1) Le cadre du récit : un tableau idéal
- La mer grecque : dès l'ouverture, le texte nous transporte, comme ses voyageurs, au coeur de la Grèce, au milieu du Golfe Saronique. Le navire quitte l'île d'Egine pour rallier le port d'Athènes, Le Pirée. De ces quatre premiers mots, Aulu-Gelle tire un pouvoir suggestif immédiat, celui de l'aura intellectuelle de la Grèce, que soulignent les sonorités vocaliques et la symétrie des deux groupes de mots. Se dessine aussi un décor charmant, avec la croisière parmi les îles grecques du golfe (les côtes de Salamine et de l'Attique).
- Les conditions extérieures : l'auteur les présente comme idéales. En effet, la 2ème phrase décrit poétiquement le ciel et la mer de cette nuit d'été ("Nox fuit", "anni aestas") : "clemens mare (...) caelumque liquide serenum" ; l'absence de verbe ("fuit" n'est pas répété), le rythme ininterrompu par toute coordination, créent une harmonie resserrée et efficace : on peut noter la musicalité des liquides et les allitérations en [k], [l] et [m]. Les adjectifs "clemens" et "serenum" semblent se répondre, de même que "liquide" pourrait caractériser indifféremment le ciel et la mer : les voyageurs semblent glisser entre deux espaces infinis et également limpides. Le lecteur imagine très bien la pureté du ciel où brillent les constellations et celle des flots où elles se mirent. Peut-être est-ce cette réflexion que souligne Aulu-Gelle dans le jeu "sidera considerabamus" où le verbe fait écho au complément. La nuit et la position à la poupe (l.3) donnent une atmosphère d'intimité aussi, à ces voyageurs regroupés dans le silence de l'observation.

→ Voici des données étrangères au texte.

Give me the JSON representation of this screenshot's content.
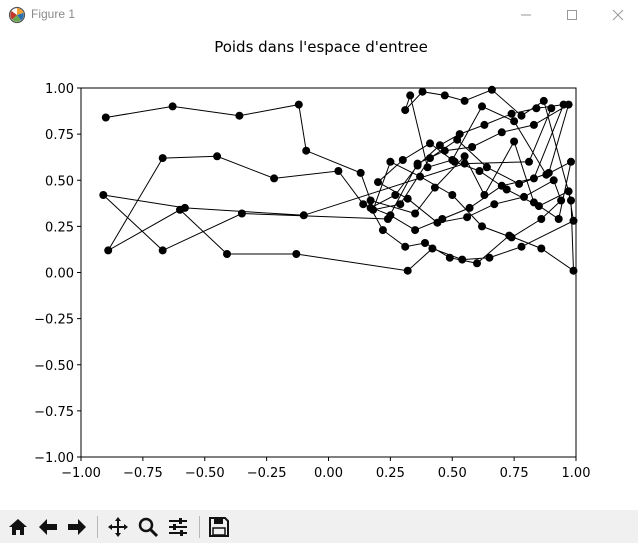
{
  "window": {
    "title": "Figure 1",
    "controls": [
      "minimize",
      "maximize",
      "close"
    ]
  },
  "toolbar": {
    "buttons": [
      {
        "name": "home",
        "icon": "home-icon"
      },
      {
        "name": "back",
        "icon": "arrow-left-icon"
      },
      {
        "name": "forward",
        "icon": "arrow-right-icon"
      },
      {
        "name": "pan",
        "icon": "move-icon"
      },
      {
        "name": "zoom",
        "icon": "magnifier-icon"
      },
      {
        "name": "configure-subplots",
        "icon": "sliders-icon"
      },
      {
        "name": "save",
        "icon": "floppy-disk-icon"
      }
    ]
  },
  "chart_data": {
    "type": "line",
    "title": "Poids dans l'espace d'entree",
    "xlabel": "",
    "ylabel": "",
    "xlim": [
      -1.0,
      1.0
    ],
    "ylim": [
      -1.0,
      1.0
    ],
    "xticks": [
      "−1.00",
      "−0.75",
      "−0.50",
      "−0.25",
      "0.00",
      "0.25",
      "0.50",
      "0.75",
      "1.00"
    ],
    "yticks": [
      "1.00",
      "0.75",
      "0.50",
      "0.25",
      "0.00",
      "−0.25",
      "−0.50",
      "−0.75",
      "−1.00"
    ],
    "grid": false,
    "legend": "none",
    "marker": "circle",
    "color": "#000000",
    "x": [
      -0.9,
      -0.63,
      -0.36,
      -0.12,
      -0.09,
      0.13,
      0.17,
      0.35,
      0.43,
      0.55,
      0.63,
      0.75,
      0.83,
      0.93,
      0.98,
      0.88,
      0.75,
      0.62,
      0.5,
      0.4,
      0.33,
      0.31,
      0.38,
      0.47,
      0.55,
      0.66,
      0.78,
      0.87,
      0.98,
      0.99,
      0.86,
      0.73,
      0.6,
      0.49,
      0.39,
      0.31,
      0.22,
      0.17,
      0.27,
      0.36,
      0.45,
      0.53,
      0.63,
      0.74,
      0.84,
      0.95,
      0.83,
      0.7,
      0.57,
      0.46,
      0.35,
      0.25,
      0.14,
      0.04,
      -0.22,
      -0.45,
      -0.67,
      -0.89,
      -0.6,
      -0.41,
      -0.13,
      0.32,
      0.42,
      0.54,
      0.65,
      0.78,
      0.99,
      0.97,
      0.85,
      0.72,
      0.61,
      0.51,
      0.41,
      0.3,
      0.2,
      0.32,
      0.44,
      0.56,
      0.67,
      0.79,
      0.91,
      0.94,
      0.86,
      0.74,
      0.62,
      0.5,
      0.37,
      0.25,
      0.18,
      0.29,
      0.41,
      0.52,
      0.64,
      0.77,
      0.89,
      0.97,
      0.83,
      0.7,
      0.58,
      0.47,
      0.36,
      0.24,
      -0.35,
      -0.67,
      -0.91,
      -0.58,
      -0.1,
      0.55,
      0.81,
      0.9
    ],
    "y": [
      0.84,
      0.9,
      0.85,
      0.91,
      0.66,
      0.54,
      0.39,
      0.32,
      0.46,
      0.63,
      0.42,
      0.71,
      0.38,
      0.29,
      0.6,
      0.53,
      0.82,
      0.9,
      0.61,
      0.57,
      0.96,
      0.88,
      0.98,
      0.96,
      0.93,
      0.99,
      0.85,
      0.93,
      0.39,
      0.01,
      0.13,
      0.2,
      0.05,
      0.08,
      0.16,
      0.14,
      0.23,
      0.35,
      0.42,
      0.58,
      0.69,
      0.75,
      0.8,
      0.86,
      0.89,
      0.91,
      0.51,
      0.47,
      0.35,
      0.29,
      0.23,
      0.31,
      0.37,
      0.55,
      0.51,
      0.63,
      0.62,
      0.12,
      0.34,
      0.1,
      0.1,
      0.01,
      0.13,
      0.07,
      0.08,
      0.14,
      0.28,
      0.44,
      0.36,
      0.45,
      0.55,
      0.6,
      0.7,
      0.61,
      0.49,
      0.4,
      0.27,
      0.3,
      0.37,
      0.41,
      0.5,
      0.39,
      0.29,
      0.19,
      0.25,
      0.42,
      0.52,
      0.6,
      0.34,
      0.37,
      0.62,
      0.72,
      0.57,
      0.48,
      0.54,
      0.91,
      0.8,
      0.76,
      0.68,
      0.66,
      0.59,
      0.29,
      0.32,
      0.12,
      0.42,
      0.35,
      0.31,
      0.59,
      0.6,
      0.89
    ]
  }
}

- Le groupe : il s'agit de Grecs et de Romains mêlés, et le texte met d'emblée l'accent sur la culture qui les unit. Ils sont "disciples des mêmes enseignements" ; au-delà de leur différence d'origine, ils se retrouvent donc dans une communauté culturelle, celle qui relie immanquablement les Latins aux Grecs. "Eadem in navi" renforce cette idée de communauté dans une métaphore discrète, ainsi que l'utilisation du pronom de la 1ère du pluriel. Les deux protagonistes du dialogue ont beaucoup étudié : l'un appartient à ceux qui "Graecas res eruditi erant", l'autre "se ad litteras memoriasque veteres dediderat".
2) Une scène de dialogue
- Le texte se présente comme un récit "classique", avec ses verbes au passé : "tramittebamus", "Fuit", "disserebat", "inquit", "dixit", etc., avec aussi le présent de narration qui vient animer la scène : "convertor" à la ligne 6. Le récit est construit de sorte à se refermer sur lui-même et former une unité : le spectacle des étoiles (l.3) est rappelé à la toute fin dans l'ablatif absolu : "Intuentibus enim nobis in illud".
- Ce récit se compose majoritairement de dialogue : plus de 14 lignes sur les 19 globales. On trouve trois interventions :
? L.3 à 6 : au discours indirect et de manière condensée (cf. tous les subjonctifs et l'accumulation des interrogatifs : trois "quid", "cur", "quam in partem", "quam ob rem"), la 1ère est celle du spécialiste de la culture grecque,
? L.6 à 9 : au discours direct et soulignée par le présent de narration de "convertor" et la mention du pronom "ego", c'est celle du narrateur,
? L.9 à 17 : la plus développée, et au discours direct, est celle du spécialiste des lettres anciennes et des vestiges (ou monuments, ou annales) de l'Antiquité. Il cite Varron (-116, -27), auteur du De Lingua Latina et organisateur de la 1ère bibliothèque de Rome, et L. Aelius Stilo, son maître (-154, -74), qui inventa la philologie : ces deux sommités occupent une place non négligeable dans l'intervention : "scribunt", l.12, et "Varro addit", l.16.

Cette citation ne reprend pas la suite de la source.